Ongoing Trials


About Our Ongoing Trials


New clinical trials start up continually throughout the year as Contract Research Organizations reach out to Quality of Life Research to consider and undertake new studies. Following is a list of ongoing trials and studies that we are currently enrolling. If you think you might be interested in participating in an ongoing trial, follow this link to express interest. We will contact you with more information and to determine if you qualify.

Ongoing Trials

Male Hormone Replacement

Of Long-term Vascular Events and efficacy Response in hypogonadal men


Inclusion:

  • Men whose age is between 45-80 years, inclusive, at the time of screening
  • Two serum testosterone levels < 300
  • Pre-existing Cardiovascular disease
  • Decreased sexual desire or libido
  • Decreased spontaneous erections
  • Decreased energy or fatigue/feeling tired
  • Low mood or depressed mood
  • Loss of body hair or reduced shaving
  • Hot Flashes

Exclusion:

  • Congenital or acquired hypogandism for whom long-term therapy with placebo would not be medically appropriate
  • Two testosterone levels < 100 during screening
  • Current or recurrent ulcer, erosion, lichenification, inflammation psoriasis, eczema or use of topical cortiosterioids on the upper arm and shoulders
  • Known skin intolerance to alocohol or allergy to any of the ingredients of the study drug (AndroGel 1.62% prescribing information)
  • History of treatment with growth hormone last 90 days
  • Subject taking high dose of opoids
  • History of prostate cancer
  • Severe lower urinary tract symptoms
  • Prostate nodule
  • PSA > 3.0
FAQ
How do your ongoing clinical trials work?
Clinical trials are a core part of the medical research process.
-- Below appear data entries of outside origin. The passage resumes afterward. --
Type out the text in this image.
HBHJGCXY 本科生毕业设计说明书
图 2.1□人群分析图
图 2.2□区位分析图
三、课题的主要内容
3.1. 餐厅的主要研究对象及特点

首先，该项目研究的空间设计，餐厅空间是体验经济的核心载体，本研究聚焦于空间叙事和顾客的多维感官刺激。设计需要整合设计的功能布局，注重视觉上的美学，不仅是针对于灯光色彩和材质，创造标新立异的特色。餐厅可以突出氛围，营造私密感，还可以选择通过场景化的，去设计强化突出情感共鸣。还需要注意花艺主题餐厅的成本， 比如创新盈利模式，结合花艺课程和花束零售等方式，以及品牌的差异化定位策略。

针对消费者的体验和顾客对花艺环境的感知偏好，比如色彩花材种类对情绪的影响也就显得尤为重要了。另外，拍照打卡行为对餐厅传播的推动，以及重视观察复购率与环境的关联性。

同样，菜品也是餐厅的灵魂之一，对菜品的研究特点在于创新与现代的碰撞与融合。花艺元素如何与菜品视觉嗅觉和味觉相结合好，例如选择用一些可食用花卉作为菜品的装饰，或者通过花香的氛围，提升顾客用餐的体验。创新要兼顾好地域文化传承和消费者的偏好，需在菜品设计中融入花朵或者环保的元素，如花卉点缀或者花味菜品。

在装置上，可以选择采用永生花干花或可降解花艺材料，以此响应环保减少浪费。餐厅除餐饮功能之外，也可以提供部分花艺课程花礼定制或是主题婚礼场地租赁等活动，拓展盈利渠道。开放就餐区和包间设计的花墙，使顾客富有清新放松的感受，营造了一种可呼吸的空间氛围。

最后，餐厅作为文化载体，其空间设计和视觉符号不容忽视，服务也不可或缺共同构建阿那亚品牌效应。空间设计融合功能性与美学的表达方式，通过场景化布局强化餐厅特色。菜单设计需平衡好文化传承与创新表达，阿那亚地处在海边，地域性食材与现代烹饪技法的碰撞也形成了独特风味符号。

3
They allow scientists to test whether new treatments, drugs and practices will work before they try them out on patients in real life settings. Clinical trials often have strict guidelines for participation because participants must be healthy adults who meet certain criteria or suffer from specific conditions; additionally, clinical trial subjects may agree to participate in studies that are paid compensation but do not provide any other form of payment outside of their involvement with the study itself (such as through insurance).
Why are clinical trials randomized?
At several points during and at the end of the clinical trial, researchers compare the groups to see which treatment is more effective or has fewer side effects. Randomization helps prevent bias. Bias occurs when a trial’s results are affected by human choices or other factors not related to the treatment being tested.
Can clinical trials cure cancer?
Sadly, most commercially available treatments cannot cure cancer; clinical trials offer hope that we can improve outcomes for individual patients in the near or distant future by collecting information from different populations around the world to develop effective treatment methods based on what’s working with those who have similar diagnoses as well as why they’re not responding to specific drugs like others do.